We must say something of the genesis of Meyerbeer’s works, for in many instances this was curious and few people know about it.
II
We might like to see works spring from the author’s brain as complete as Minerva was when she sprang from Jove’s, but that is infrequently the case. When we study the long series of operas which Gluck wrote, we are surprised to meet some things which we recognize as having seen before in the masterpieces which immortalize his name. And often the music is adapted to entirely different situations in the changed form. The words of a follower become the awesome prophecy of a high priest. The trio in Orphee with its tender love and expressions of perfect happiness fairly trembles with accents of sorrow. The music had been written for an entirely different situation which justified them. Massenet has told us that he borrowed right and left from his unpublished score, La Coupe du Roi de Thule. That is what Gluck did with his Elena e Paride which had little success. I may as well confess that one of the ballets in Henry VIII came from the finale of an opera-comique in one act. This work was finished and ready to go to rehearsal when the whole thing was stopped because I had the audacity to assert to Nestor Roqueplan, the director of Favart Hall, that Mozart’s Le Nozze di Figaro was a masterpiece.

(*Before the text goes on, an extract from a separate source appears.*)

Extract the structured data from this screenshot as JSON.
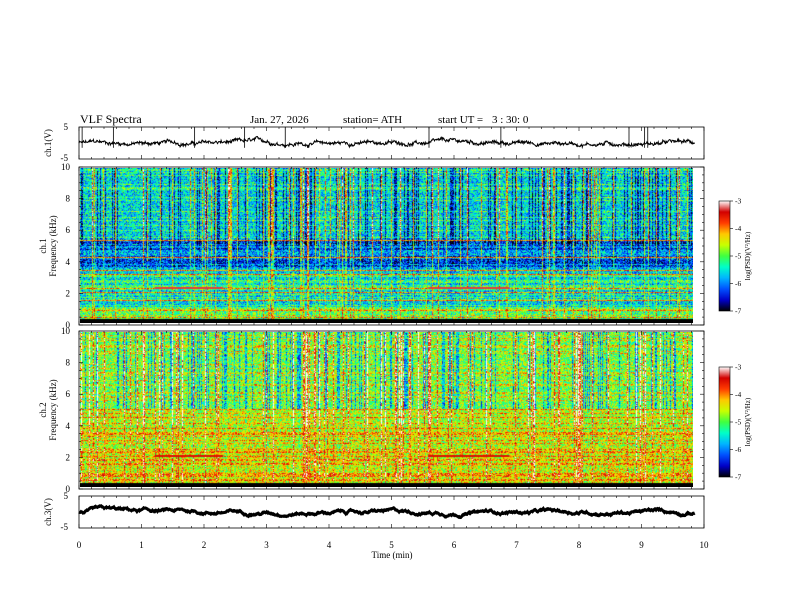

Meyerbeer, even more than anyone, tried not to lose his ideas and the study of their transformation is extremely interesting. One day Nuitter, the archivist at the Opera, learned of an important sale of manuscripts in Berlin. He attended the sale and brought back a lot of Meyerbeer’s rough drafts which included studies for a Faust that the author never finished. These fragments give no idea what the piece would have been. We see Faust and Mephistopheles walking in Hell. They come to the Tree of Human Knowledge on the banks of the Styx and Faust picks the fruit. From this detail it is easy to imagine that the libretto is bizarre. The authorship of this amazing libretto is unknown, but it is not strange that Meyerbeer soon abandoned it. From this still-born Faust, Scribe, at the request of the author, constructed Robert le Diable. An aria sung by Faust on the banks of the Styx becomes the Valse Infernale.